Smart-Document-QA-Agent/
├── main.py # CLI entry point
├── app.py # Web UI (Streamlit)
├── requirements.txt # Python dependencies
├── .env # API key (create this)
├── src/
│ ├── config.py # All settings in one place
│ ├── document_loader.py # Multi-format document loading
│ ├── vector_store.py # Embeddings & ChromaDB
│ └── qa_chain.py # Q&A logic with Claude
├── data/ # Place your documents here
└── chroma_db/ # Vector database (auto-created)
All settings are in src/config.py:
| Setting | Default | Description |
|---|---|---|
CHUNK_SIZE |
1000 | Characters per text chunk |
CHUNK_OVERLAP |
200 | Overlap between chunks |
TOP_K_RESULTS |
4 | Number of chunks to retrieve |
MODEL_NAME |
claude-sonnet-4-5 | Claude model to use |
TEMPERATURE |
0.0 | Response randomness (0 = deterministic) |
- LangChain - RAG pipeline orchestration
- Anthropic Claude - LLM for question answering
- ChromaDB - Vector database
- HuggingFace - Embeddings model (all-MiniLM-L6-v2)

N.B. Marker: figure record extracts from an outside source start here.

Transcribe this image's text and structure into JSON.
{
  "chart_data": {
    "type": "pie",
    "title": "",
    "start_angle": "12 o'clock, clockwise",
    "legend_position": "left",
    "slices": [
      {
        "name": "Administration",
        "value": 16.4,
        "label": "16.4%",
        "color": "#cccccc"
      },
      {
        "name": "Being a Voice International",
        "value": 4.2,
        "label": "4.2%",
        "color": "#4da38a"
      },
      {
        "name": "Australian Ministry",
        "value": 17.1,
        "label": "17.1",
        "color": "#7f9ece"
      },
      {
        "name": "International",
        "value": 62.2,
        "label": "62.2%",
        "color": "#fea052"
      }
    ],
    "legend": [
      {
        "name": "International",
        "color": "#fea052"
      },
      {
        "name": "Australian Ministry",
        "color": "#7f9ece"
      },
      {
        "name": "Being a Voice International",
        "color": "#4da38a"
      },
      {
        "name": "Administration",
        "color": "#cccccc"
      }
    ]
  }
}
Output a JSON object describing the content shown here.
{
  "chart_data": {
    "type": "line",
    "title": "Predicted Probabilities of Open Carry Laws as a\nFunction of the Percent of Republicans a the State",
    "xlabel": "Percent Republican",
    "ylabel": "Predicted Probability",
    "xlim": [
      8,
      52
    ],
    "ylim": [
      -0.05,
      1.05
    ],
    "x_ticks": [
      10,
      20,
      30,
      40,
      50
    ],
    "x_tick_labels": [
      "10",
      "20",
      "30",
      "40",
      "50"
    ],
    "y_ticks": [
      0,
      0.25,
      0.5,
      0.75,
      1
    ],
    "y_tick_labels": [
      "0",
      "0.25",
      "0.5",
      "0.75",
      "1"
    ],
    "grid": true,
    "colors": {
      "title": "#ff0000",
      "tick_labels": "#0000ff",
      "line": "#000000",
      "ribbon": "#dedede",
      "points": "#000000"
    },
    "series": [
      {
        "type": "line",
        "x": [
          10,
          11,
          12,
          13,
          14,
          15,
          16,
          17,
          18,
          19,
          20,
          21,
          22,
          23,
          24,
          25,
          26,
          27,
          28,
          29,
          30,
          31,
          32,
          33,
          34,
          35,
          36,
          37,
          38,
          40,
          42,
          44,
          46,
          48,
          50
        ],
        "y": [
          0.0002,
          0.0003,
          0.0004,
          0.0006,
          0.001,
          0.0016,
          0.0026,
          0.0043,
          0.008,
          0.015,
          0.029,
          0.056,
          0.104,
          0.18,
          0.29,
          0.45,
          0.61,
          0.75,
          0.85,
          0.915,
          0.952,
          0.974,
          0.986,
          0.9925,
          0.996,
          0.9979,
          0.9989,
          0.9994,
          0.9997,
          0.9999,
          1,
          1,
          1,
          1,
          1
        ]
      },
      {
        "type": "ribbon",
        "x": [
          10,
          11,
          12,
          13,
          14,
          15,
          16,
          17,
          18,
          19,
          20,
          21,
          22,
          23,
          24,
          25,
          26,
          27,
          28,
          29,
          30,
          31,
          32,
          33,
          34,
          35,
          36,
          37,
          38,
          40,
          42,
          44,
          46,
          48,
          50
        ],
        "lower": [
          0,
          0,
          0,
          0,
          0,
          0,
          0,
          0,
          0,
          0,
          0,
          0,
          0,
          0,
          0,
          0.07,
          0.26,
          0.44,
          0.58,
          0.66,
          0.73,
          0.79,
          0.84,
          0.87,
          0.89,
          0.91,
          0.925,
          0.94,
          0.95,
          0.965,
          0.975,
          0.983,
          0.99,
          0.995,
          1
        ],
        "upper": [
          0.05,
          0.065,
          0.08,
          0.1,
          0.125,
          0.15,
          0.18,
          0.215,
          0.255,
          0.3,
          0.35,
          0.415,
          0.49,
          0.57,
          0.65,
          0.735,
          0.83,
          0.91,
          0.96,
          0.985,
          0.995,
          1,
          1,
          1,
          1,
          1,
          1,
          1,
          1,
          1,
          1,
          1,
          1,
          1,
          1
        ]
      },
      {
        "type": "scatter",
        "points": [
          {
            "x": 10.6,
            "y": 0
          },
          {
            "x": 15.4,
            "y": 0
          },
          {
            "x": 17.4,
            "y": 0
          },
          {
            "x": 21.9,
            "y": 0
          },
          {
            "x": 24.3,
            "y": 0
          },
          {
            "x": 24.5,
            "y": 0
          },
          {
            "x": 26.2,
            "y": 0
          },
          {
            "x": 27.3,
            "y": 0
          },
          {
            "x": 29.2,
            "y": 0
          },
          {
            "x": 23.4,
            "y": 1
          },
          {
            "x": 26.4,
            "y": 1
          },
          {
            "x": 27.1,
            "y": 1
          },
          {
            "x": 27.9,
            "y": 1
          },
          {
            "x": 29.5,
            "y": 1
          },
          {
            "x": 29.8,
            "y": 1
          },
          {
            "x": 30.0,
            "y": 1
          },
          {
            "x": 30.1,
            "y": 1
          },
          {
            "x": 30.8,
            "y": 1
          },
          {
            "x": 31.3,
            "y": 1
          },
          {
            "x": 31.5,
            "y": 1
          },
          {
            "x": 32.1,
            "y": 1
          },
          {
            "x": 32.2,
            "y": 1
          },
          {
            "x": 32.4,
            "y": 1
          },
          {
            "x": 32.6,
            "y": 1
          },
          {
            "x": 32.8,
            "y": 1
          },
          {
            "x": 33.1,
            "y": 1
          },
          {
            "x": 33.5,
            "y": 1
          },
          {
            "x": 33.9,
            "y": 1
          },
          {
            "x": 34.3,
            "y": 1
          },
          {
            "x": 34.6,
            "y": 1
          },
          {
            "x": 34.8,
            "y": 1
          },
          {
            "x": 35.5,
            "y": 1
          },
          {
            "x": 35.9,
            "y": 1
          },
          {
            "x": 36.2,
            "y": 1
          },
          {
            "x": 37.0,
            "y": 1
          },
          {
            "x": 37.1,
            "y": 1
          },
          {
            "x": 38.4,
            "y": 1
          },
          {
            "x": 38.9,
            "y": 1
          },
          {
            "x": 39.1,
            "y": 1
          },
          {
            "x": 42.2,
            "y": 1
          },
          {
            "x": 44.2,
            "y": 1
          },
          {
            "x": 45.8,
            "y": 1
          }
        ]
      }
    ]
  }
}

- Streamlit - Web interface
- PyPDF - PDF text extraction
- docx2txt - Word document extraction
When you ask a question, each source chunk shows a confidence score:
| Score | Meaning | Color (Web UI) |
|---|---|---|
| 80-100% | Highly relevant - strong match | Green |
| 60-79% | Good relevance - likely useful | Orange |
| Below 60% | Lower relevance - may be tangential | Red |
This project is documented for learning purposes. Each source file contains:
- Detailed docstrings explaining the concepts
- Inline comments explaining WHY, not just WHAT
- Educational notes section with tips for extending
Key concepts covered:
- RAG (Retrieval Augmented Generation)
- Text embeddings and vector similarity
- Prompt engineering
- Conversation memory
- Multi-document retrieval
MIT License - Feel free to use this project for learning or as a starting point for your own applications.
Built as a portfolio project to demonstrate RAG implementation with LangChain and Claude.